310 sportifs de haut niveau sur la ligne de départ

Cette notion est à l’origine d’une étude transversale italienne dans laquelle ont été inclus 310 participants chez lesquels le diagnostic de SQTL avait été évoqué en médecine du sport devant des troubles de la repolarisation particulièrement importants.
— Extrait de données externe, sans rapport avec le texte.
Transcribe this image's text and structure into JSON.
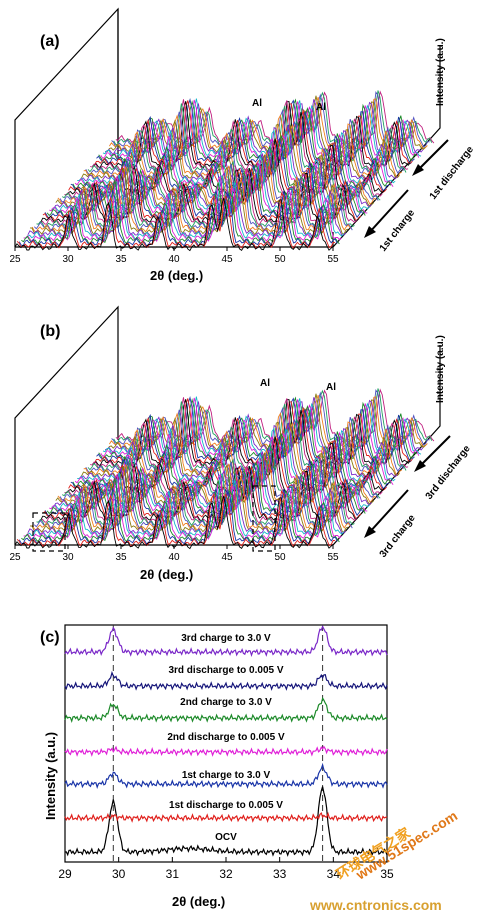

Ces derniers avaient d’ailleurs conduit le médecin à refuser tout certificat d’aptitude à une activité sportive de haut niveau et à demander un avis cardiologique. Tous les participants ont alors bénéficié d’un ECG de repos à 12 dérivations, d’un enregistrement ambulatoire de l’ECG, d’un test d’effort et d’un dépistage génétique par génotypage.

Ces sujets, dans leur ensemble, étaient des sportifs convaincus qui pratiquaient des séances d’entraînement physique intenses et prolongées, à raison de plusieurs heures par semaine. Cent-onze d’entre eux n’ont pas été inclus dans l’étude pour les motifs suivants :

(1) l’ECG de repos s’est in fine avéré normal en dépit des inquiétudes initiales ;
(2) il existait une cardiopathie sous-jacente expliquant les anomalies de la repolarisation ;
(3) le sujet a été perdu de vue.

Que faire quand le génotypage est négatif ?

La cohorte résiduelle a de ce fait compté 199 sujets qui présentaient tous une augmentation significative de la durée du QTc et/ou des troubles typiques de la repolarisation. Chez 121 d’entre eux, le diagnostic de SQTL a été finalement retenu devant la combinaison des signes ECG (QTc=482±35 ms) et d’un génotypage positif. Ce dernier s’est avéré négatif chez 78 participants : dans 33 cas, le diagnostic de SQTL relevait d’une quasi-certitude devant les anomalies ECG concernant aussi bien le QTc (472±33 ms) que la repolarisation.

Le cas des 33 patients restants s’est avéré plus épineux : c’est l’arrêt des activités sportives intenses et réitérées qui a finalement permis de résoudre le problème en débouchant sur une quasi-normalisation de l’intervalle QTc qui est passé de 492±37 à 423±25 ms [p<0,001], cependant que le score diagnostique de Schwartz (établi en l’absence de tout traitement susceptible de modifier le QT ou la repolarisation et de troubles hydro-électrolytiques déclinait de 3,0 à 0,06). Devant cette évolution à laquelle s’est ajoutée l’absence d’antécédents familiaux, le diagnostic de SQTL congénital a été finalement récusé. Parmi ces 33 participants, ceux qui ont repris leur entraînement physique au niveau antérieur ont vu réapparaître leurs troubles de la repolarisation : dans ces conditions, un SQTL acquis n’a pu être écarté.

Chez un sportif adepte d’activités physiques intenses, régulières et prolongées, il n’est pas rare d’évoquer un SQTL devant des anomalies franches de la repolarisation. Dans le cas où le génotypage s’avère négatif, ces dernières tendent à disparaître dès lors que le sujet interrompt temporairement sa pratique du sport. Leur récidive avec la reprise de l’entraînement au rythme antérieur plaide néanmoins en faveur d’un SQTL acquis, ce qui justifie une surveillance cardiologique pour éviter toute erreur diagnostique lourde de conséquences.

Dr Catherine Watkins

Référence
Dagradi F et coll. Exercise Training-Induced Repolarization Abnormalities Masquerading as Congenital Long QT Syndrome. Circulation. 2020 ;142(25):2405-2415. doi: 10.1161/CIRCULATIONAHA.120.048916.